Go for the green with a 5-wood, go for the green with a 3-wood, lay up – he considered all his options, and then he considered them again.
“It was between the 5-wood - I didn’t think it was going to get there - and the 3-wood would have gone back there where [Noren] was [long],” explained Holmes, who was unapologetic for the time it took him to play his second shot. “That pin being in the bowl, I thought I had a better chance of holing out with a wedge than I did trying to chip one in.”
After four minutes, Holmes decided to lay up, in the rough no less. Four minutes. People buy real-estate with less thought and angst.
If this sounds as if Holmes is being made out to be the fall guy for a painfully slow day that will now conclude with an anticlimactic finish, let the experts have their say.

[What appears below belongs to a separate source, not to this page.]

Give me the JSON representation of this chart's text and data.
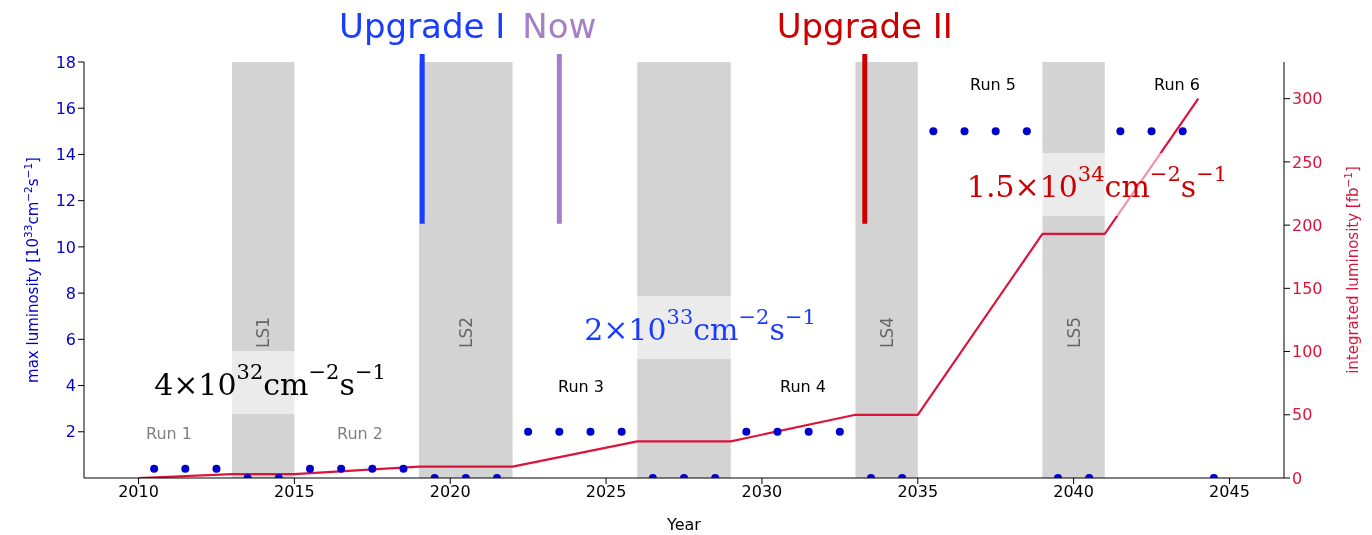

“Anytime today J.B.,” Luke Donald tweeted. “Last group was over a hole behind, we can all blame J.B., and yes the player should take responsibility for their pace of play, but if they don’t that’s why we have Tour officials. They needed to step in a while ago.”
Holmes was playing for his fifth Tour title and a $1.24 million paycheck. Being prudent is baked into that cake. But then no other major sport operates without some sort of time element.
The NBA has a shot clock, the NFL has a play clock and even Major League Baseball, which has clung to its timeless nature for eons, seems destined to institute a pitch clock this season. It’s all a response to the world we live in and the demands on everyone’s time, yet the Tour – which allows 40 seconds for a player to play a shot, but only when they are being timed, which Holmes was obviously not – seems content to literally allow day to turn to night on the issue.
Holmes is the low-hanging fruit in this most recent episode, an easy target for a complicated problem. Should he have helped things along by maybe taking, say, only two minutes to pull the trigger? Absolutely. But that wouldn’t have spared the fans, sponsors and players from having to come back for the conclusion of the playoff.
No, on this Donald struck the perfect chord; it’s long past time for the Tour to do something meaningful to speed up play.